Concluding the episode, Brian shares an optimistic outlook on the venture capital scene, noting a resurgence of unicorn startups. Analysis of Crunchbase and PitchBook data indicates that over 36 tech startups have achieved valuations exceeding $1 billion in 2025, with a significant number emerging monthly.
Brian McCullough [16:28]: “An analysis of Crunchbase and PitchBook data reveals that in 2025 so far, more than 36 tech startups hit greater than a $1 billion valuation, thereby becoming unicorns.”
While the majority are AI-centric, there is notable diversity with companies in sectors like satellite technology, blockchain trading platforms, and consumer software gaining substantial valuations. Examples include:
Brian emphasizes that this trend signifies a robust and diversified investment environment, driven not only by AI advancements but also by innovations across various technological domains.

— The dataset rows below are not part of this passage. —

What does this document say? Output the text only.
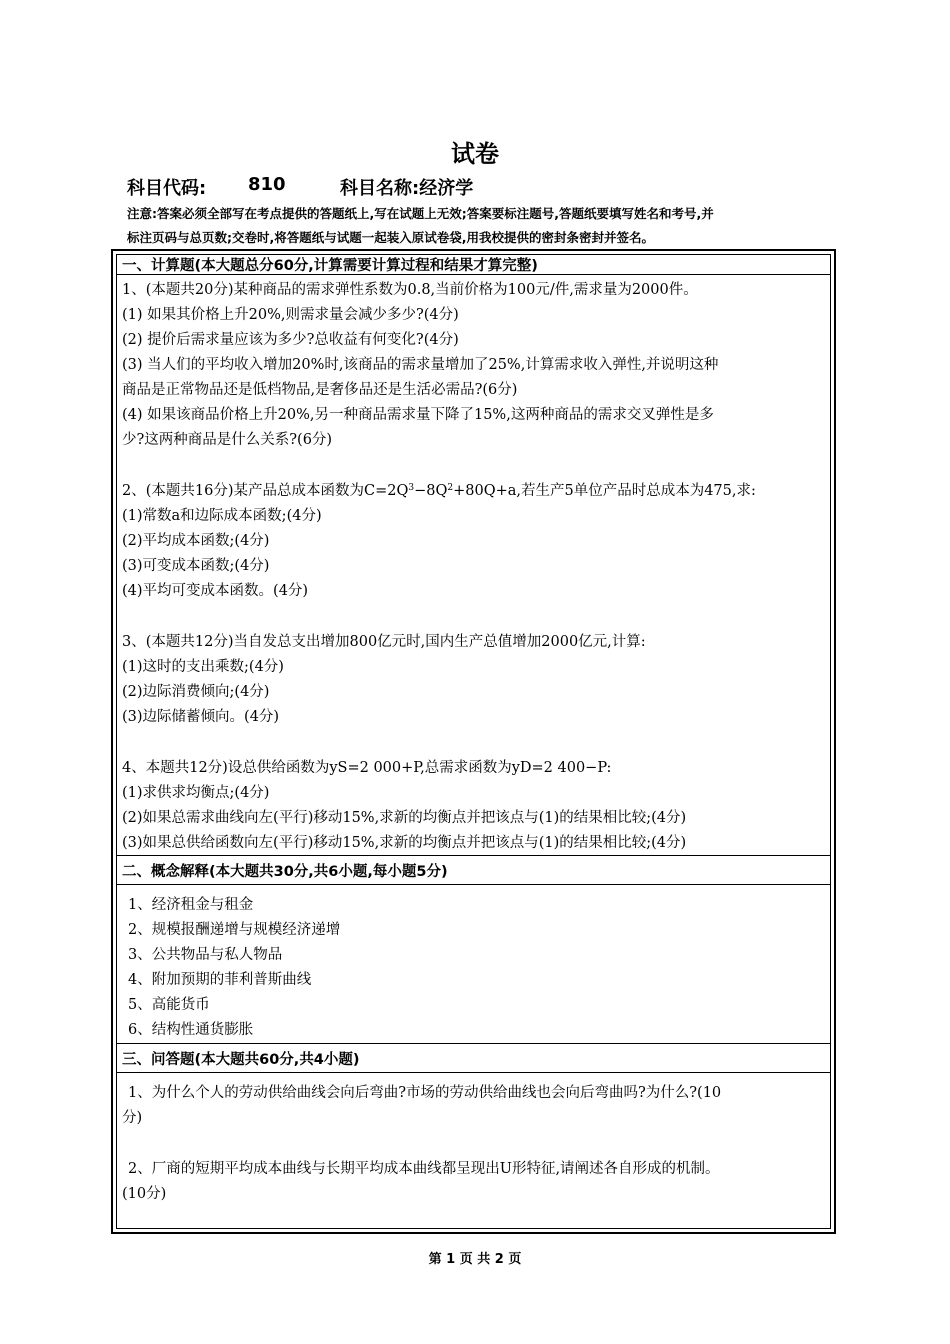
试卷
科目代码: 810	科目名称:经济学
注意:答案必须全部写在考点提供的答题纸上,写在试题上无效;答案要标注题号,答题纸要填写姓名和考号,并
标注页码与总页数;交卷时,将答题纸与试题一起装入原试卷袋,用我校提供的密封条密封并签名。
一、计算题(本大题总分60分,计算需要计算过程和结果才算完整)
1、(本题共20分)某种商品的需求弹性系数为0.8,当前价格为100元/件,需求量为2000件。
(1) 如果其价格上升20%,则需求量会减少多少?(4分)
(2) 提价后需求量应该为多少?总收益有何变化?(4分)
(3) 当人们的平均收入增加20%时,该商品的需求量增加了25%,计算需求收入弹性,并说明这种
商品是正常物品还是低档物品,是奢侈品还是生活必需品?(6分)
(4) 如果该商品价格上升20%,另一种商品需求量下降了15%,这两种商品的需求交叉弹性是多
少?这两种商品是什么关系?(6分)
2、(本题共16分)某产品总成本函数为$C=2Q^3-8Q^2+80Q+a$,若生产5单位产品时总成本为475,求:
(1)常数a和边际成本函数;(4分)
(2)平均成本函数;(4分)
(3)可变成本函数;(4分)
(4)平均可变成本函数。(4分)
3、(本题共12分)当自发总支出增加800亿元时,国内生产总值增加2000亿元,计算:
(1)这时的支出乘数;(4分)
(2)边际消费倾向;(4分)
(3)边际储蓄倾向。(4分)
4、本题共12分)设总供给函数为yS=2 000+P,总需求函数为yD=2 400−P:
(1)求供求均衡点;(4分)
(2)如果总需求曲线向左(平行)移动15%,求新的均衡点并把该点与(1)的结果相比较;(4分)
(3)如果总供给函数向左(平行)移动15%,求新的均衡点并把该点与(1)的结果相比较;(4分)
二、概念解释(本大题共30分,共6小题,每小题5分)
1、经济租金与租金
2、规模报酬递增与规模经济递增
3、公共物品与私人物品
4、附加预期的菲利普斯曲线
5、高能货币
6、结构性通货膨胀
三、问答题(本大题共60分,共4小题)
1、为什么个人的劳动供给曲线会向后弯曲?市场的劳动供给曲线也会向后弯曲吗?为什么?(10
分)
2、厂商的短期平均成本曲线与长期平均成本曲线都呈现出U形特征,请阐述各自形成的机制。
(10分)
第 1 页 共 2 页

Brian McCullough [18:44]: “Nothing more for you today. Talk to you tomorrow.”
Conclusion
This episode of Techmeme Ride Home provides a thorough overview of pivotal tech developments, from Meta’s strategic AI expansions and CoreWeave’s infrastructural investments to TikTok's critical app transition and the vibrant emergence of new unicorns. Brian McCullough effectively encapsulates the dynamic shifts within the tech ecosystem, offering listeners insightful perspectives on the forces shaping the industry’s future.